Three Isenberg Ph.D. Students Honored with Eugene M. Isenberg Awards
February 27, 2014
Three Ph.D. candidates at Isenberg are among ten recently named UMass Amherst recipients of the 2014 2014 Eugene M. Isenberg Awards. Established in 1995 by Eugene '50 and Ronnie Isenberg, the annual scholarships of up to $10,000 per awardee recognize outstanding graduate students who are committed to the integration of science, engineering, and management. The three Isenberg Ph.D. students-Sara Saberi (Operations & Information Management), Ryan Guggenmos (Accounting), and Xiaohui Yang (Finance) have joined an elite group of 135 Isenberg Scholars who over the past 19 years have excelled as managers, entrepreneurs, academics, and technologists.

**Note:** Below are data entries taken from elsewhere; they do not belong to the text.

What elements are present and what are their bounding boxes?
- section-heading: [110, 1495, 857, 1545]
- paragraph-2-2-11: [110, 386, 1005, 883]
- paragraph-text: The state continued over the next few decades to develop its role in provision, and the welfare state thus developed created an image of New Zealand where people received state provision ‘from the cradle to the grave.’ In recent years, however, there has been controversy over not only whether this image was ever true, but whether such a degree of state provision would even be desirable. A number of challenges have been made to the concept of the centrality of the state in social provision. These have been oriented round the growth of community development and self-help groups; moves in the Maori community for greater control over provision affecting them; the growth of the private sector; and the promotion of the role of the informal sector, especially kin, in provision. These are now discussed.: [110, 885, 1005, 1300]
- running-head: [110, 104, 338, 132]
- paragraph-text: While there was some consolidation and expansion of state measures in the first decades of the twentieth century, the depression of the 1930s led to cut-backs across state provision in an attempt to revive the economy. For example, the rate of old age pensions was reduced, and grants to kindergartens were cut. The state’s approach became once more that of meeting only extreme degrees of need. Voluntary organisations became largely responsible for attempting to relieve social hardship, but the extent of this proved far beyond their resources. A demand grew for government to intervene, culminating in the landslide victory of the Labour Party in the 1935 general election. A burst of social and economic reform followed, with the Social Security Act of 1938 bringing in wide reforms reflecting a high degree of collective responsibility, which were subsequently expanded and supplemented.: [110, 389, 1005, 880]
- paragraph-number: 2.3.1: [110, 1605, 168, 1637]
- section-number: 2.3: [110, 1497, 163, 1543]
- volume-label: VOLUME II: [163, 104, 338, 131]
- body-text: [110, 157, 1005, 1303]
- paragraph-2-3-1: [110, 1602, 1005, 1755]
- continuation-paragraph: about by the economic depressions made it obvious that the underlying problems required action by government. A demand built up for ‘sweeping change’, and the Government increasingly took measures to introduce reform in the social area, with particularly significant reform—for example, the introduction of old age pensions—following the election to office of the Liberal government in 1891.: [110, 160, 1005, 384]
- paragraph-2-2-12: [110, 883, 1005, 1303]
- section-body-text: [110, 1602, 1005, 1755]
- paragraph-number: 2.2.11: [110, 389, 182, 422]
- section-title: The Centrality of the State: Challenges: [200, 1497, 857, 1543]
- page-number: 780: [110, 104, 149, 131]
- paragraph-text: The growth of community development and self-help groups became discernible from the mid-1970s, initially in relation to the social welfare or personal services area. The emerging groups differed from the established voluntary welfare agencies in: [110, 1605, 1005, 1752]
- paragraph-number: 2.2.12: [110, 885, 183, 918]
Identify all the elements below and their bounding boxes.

For her research, Sara Saberi is developing network economic models for ChoiceNet, a new internet architecture that will empower users/consumers in their selection of best-case providers and services. Through ChoiceNet, Saberi and her team aim to financially incentivize internet superior providers. And they are designing ChoiceNet to allow both users and providers to measure and exchange information about internet performance. ChoiceNet is an NSF-funded project with UMass Amherst and three other universities. For her research, Saberi, who earned a Ph.D. degree in industrial engineering from the University of Putra Malaysia in 2010, is working with her faculty advisor, Anna Nagurney, and UMass engineering professor Tilman Wolf.

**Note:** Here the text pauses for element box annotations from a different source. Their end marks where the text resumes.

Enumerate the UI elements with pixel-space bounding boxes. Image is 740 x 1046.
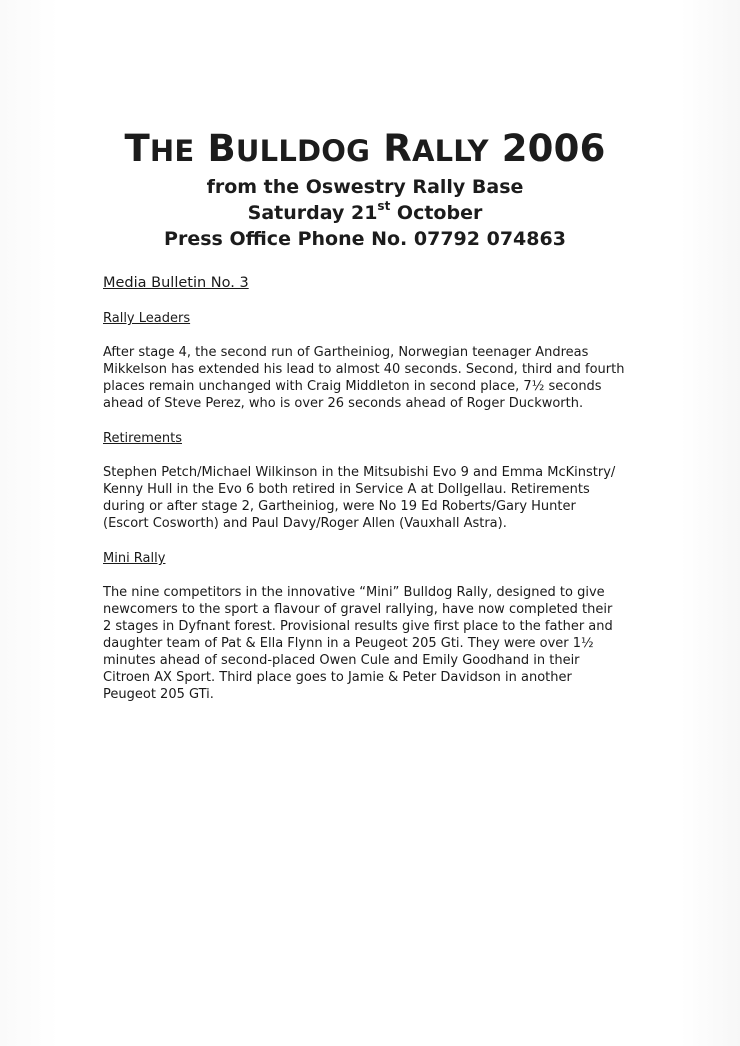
document-header bbox=[0, 126, 730, 252]
date-text: Saturday 21 bbox=[247, 202, 378, 224]
section-retirements bbox=[103, 430, 633, 532]
title-letter: R bbox=[383, 127, 412, 170]
title-smallcaps: ALLY bbox=[411, 134, 489, 168]
title-letter: B bbox=[207, 127, 236, 170]
title-smallcaps: ULLDOG bbox=[235, 134, 371, 168]
date-ordinal: st bbox=[377, 198, 391, 213]
date-month: October bbox=[390, 202, 483, 224]
title-smallcaps: HE bbox=[149, 134, 195, 168]
section-heading: Retirements bbox=[103, 431, 182, 446]
section-rally-leaders bbox=[103, 310, 633, 412]
title-letter: T bbox=[124, 127, 150, 170]
bulletin-title: Media Bulletin No. 3 bbox=[103, 275, 249, 291]
section-heading: Rally Leaders bbox=[103, 311, 191, 326]
venue-line: from the Oswestry Rally Base bbox=[206, 176, 524, 198]
title-year: 2006 bbox=[501, 127, 606, 170]
document-title bbox=[0, 126, 730, 174]
bulletin-content bbox=[103, 272, 633, 721]
section-body: After stage 4, the second run of Gartheiniog, Norwegian teenager Andreas Mikkelson has extended his lead to almost 40 seconds. Second, third and fourth places remain unchanged with Craig Middleton in second place, 7½ seconds ahead of Steve Perez, who is over 26 seconds ahead of Roger Duckworth. bbox=[103, 345, 625, 411]
press-phone-line: Press Office Phone No. 07792 074863 bbox=[164, 228, 566, 250]
section-heading: Mini Rally bbox=[103, 551, 166, 566]
date-line bbox=[0, 200, 730, 226]
section-mini-rally bbox=[103, 550, 633, 703]
section-body: The nine competitors in the innovative “Mini” Bulldog Rally, designed to give newcomers to the sport a flavour of gravel rallying, have now completed their 2 stages in Dyfnant forest. Provisional results give first place to the father and daughter team of Pat & Ella Flynn in a Peugeot 205 Gti. They were over 1½ minutes ahead of second-placed Owen Cule and Emily Goodhand in their Citroen AX Sport. Third place goes to Jamie & Peter Davidson in another Peugeot 205 GTi. bbox=[103, 585, 613, 702]
section-body: Stephen Petch/Michael Wilkinson in the Mitsubishi Evo 9 and Emma McKinstry/ Kenny Hull in the Evo 6 both retired in Service A at Dollgellau. Retirements during or after stage 2, Gartheiniog, were No 19 Ed Roberts/Gary Hunter (Escort Cosworth) and Paul Davy/Roger Allen (Vauxhall Astra). bbox=[103, 465, 616, 531]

Focusing on the role of judgment and decision making in accounting, Ryan Guggenmos, a former senior auditor with Deloitte, observes that the integration of technology and business is transforming the accounting profession's landscape. In a project with accounting professor Bradley Bennett, Guggenmos is investigating how investors react differently to performance estimates delivered via social versus traditional news media. In addition, Guggenmos and his faculty advisor, Chris Agoglia, are completing a research instrument for a study that will investigate how the social exclusion of auditors by clients influences professional skepticism.

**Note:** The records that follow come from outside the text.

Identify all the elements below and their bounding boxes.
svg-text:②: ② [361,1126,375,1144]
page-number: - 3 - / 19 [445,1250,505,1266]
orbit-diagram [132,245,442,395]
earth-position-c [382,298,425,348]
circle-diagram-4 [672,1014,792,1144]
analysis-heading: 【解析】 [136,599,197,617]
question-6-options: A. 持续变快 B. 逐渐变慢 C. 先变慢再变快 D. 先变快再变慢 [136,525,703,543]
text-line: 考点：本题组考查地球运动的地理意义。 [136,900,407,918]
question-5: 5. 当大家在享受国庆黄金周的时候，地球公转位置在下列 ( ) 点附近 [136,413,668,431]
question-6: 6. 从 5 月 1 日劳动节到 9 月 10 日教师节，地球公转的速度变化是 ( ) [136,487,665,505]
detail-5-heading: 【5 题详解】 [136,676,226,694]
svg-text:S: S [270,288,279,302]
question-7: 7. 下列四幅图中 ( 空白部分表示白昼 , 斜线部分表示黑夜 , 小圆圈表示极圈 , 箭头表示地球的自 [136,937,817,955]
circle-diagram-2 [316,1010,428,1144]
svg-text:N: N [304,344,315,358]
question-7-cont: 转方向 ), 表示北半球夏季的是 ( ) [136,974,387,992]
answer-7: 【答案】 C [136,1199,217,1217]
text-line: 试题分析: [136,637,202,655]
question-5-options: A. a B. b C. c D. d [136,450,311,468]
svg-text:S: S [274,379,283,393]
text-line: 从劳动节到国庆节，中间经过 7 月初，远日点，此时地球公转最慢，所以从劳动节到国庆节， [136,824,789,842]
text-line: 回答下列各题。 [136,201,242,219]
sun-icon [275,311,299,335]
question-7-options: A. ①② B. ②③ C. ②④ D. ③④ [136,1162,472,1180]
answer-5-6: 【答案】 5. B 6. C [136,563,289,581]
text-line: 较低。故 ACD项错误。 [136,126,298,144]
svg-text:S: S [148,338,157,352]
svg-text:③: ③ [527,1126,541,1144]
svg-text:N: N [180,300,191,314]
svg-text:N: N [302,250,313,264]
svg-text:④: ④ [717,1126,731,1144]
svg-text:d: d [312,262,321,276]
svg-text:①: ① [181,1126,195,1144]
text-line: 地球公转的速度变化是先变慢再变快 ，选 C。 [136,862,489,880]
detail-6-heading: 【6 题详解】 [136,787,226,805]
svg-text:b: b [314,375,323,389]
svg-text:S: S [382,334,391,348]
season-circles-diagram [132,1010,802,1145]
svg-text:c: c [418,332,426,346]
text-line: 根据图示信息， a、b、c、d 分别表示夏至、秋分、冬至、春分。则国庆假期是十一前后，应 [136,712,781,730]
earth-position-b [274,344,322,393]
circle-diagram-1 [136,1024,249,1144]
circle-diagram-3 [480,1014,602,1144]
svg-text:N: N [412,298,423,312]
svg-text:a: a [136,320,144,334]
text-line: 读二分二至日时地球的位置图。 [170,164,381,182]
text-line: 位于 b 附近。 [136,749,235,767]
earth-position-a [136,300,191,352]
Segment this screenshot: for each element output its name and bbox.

Combining her current research in finance and her background in computer science (M.S., George Mason University), Xiaohui Yang is deploying network analysis and statistical modeling to explore how financial market risks spread across financial institutions and how their relationships change with exposure to the risk of contagion. There is a growing concern, she observes, that the interactive relationships among hedge funds, investment banks, and investors have a sizable impact on the financial system's stability. Yang, whose faculty advisor is Mila Getmansky Sherman, is confident that her nontraditional investigative approach will yield new insights into the financial system and its players. Steven W. Floyd, Eugene M. Isenberg Professor of Innovation and Entrepreneurship, represented the Isenberg School of Management on the Isenberg Awards multidisciplinary selection committee.
Steven W. Floyd, Eugene M. Isenberg Professor of Innovation and Entrepreneurship, represented the Isenberg School of Management on the Isenberg Awards multidisciplinary selection committee.